Selon l'étude publiée mercredi, les acteurs du secteur ne pouvaient ignorer qu'une crise majeure se profilait à l'horizon. "Les emprunteurs peuvent facilement changer de maison et de contrat de prêt hypothécaire dans un environnement très porteur, et les défauts de paiement ne se produisent pas aussi fréquemment qu'ils le feraient sans ce boom économique", écrit Yuliya Demyanyk dans un commentaire intitulé "Dix mythes sur les prêts hypothécaires à risque".
L'économiste conclut que "les signes d'une crise en préparation ont été masqués entre 2001 et 2005 par la hausse des prix immobiliers". Selon des calculs extrapolés, la scientifique explique en effet que les défauts de paiement ont augmenté continûment pendant les 6 dernières années précédant la crise.
"La détérioration de l'environnement est aujourd'hui rétrospectivement observable à l'aide d'outils statistiques, mais elle était également connu dans une certaine mesure par ceux qui titrisaient ces créances hypothécaires", juge Yuliya Demyanyk. La titrisation est une technique qui consiste à revendre sur le marché des créances regroupées au sein de produits complexes, pour ne plus en supporter le risque.

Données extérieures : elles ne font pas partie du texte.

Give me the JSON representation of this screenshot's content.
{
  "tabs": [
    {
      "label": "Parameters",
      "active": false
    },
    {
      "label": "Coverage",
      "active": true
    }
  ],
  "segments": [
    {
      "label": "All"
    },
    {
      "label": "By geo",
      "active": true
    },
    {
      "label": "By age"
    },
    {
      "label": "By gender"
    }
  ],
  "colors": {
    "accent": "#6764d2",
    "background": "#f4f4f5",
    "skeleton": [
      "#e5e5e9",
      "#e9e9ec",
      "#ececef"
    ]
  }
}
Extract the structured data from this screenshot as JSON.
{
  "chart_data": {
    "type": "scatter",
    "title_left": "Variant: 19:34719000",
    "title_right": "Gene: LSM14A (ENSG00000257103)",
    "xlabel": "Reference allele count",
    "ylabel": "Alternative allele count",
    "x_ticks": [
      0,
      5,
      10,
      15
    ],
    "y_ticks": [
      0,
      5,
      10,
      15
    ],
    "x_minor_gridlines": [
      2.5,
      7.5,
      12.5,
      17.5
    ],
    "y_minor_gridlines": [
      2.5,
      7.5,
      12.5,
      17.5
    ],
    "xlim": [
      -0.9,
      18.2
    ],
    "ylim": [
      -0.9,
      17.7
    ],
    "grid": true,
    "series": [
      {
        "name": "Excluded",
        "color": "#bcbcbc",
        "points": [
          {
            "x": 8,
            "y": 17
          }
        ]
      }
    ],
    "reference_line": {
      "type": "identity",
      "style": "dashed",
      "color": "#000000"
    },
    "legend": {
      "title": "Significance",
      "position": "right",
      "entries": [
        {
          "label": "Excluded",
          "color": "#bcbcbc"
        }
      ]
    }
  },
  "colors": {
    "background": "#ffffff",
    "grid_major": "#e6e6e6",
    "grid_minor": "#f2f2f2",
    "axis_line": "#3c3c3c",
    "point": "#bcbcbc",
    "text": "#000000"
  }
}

Correction du marché imminente
Face à la hausse des impayés, les professionnels ont d'ailleurs ajusté à la hausse les taux d'intérêts proposés dans le cadre des crédits subprimes. "Pour faire court, les prévisions des prêteurs quant à la hausse du risque de défauts de paiement massifs chez les emprunteurs subprime s'affinaient depuis des années", écrit l'économiste.
Yuliya Demyanyk admet cependant qu'il "est difficile de penser que cette crise et sa gravité était anticipée par quiconque". "Les statistiques démontrent, pourtant, que certains participants étaient vraisemblablement conscients de l'imminence d'une correction du marché".
Cette thèse confirme les propos tenu par l'ancien directeur des risques de Countrywide, l'une des firmes les plus importantes du marché des subprimes et l'une des premières victimes de la crise. Lors d'une conférence organisée par la Fed de Chicago, John McMurray avait détaillé dans une présentation de 29 pages contenant graphiques et schémas les risques représentés par ces prêts de plus en plus importants, avec des évaluations de profils de risque de plus en plus médiocres et une documentation minimale. Le tout devant des industriels, des universitaires, des investisseurs et… des responsables de la Fed.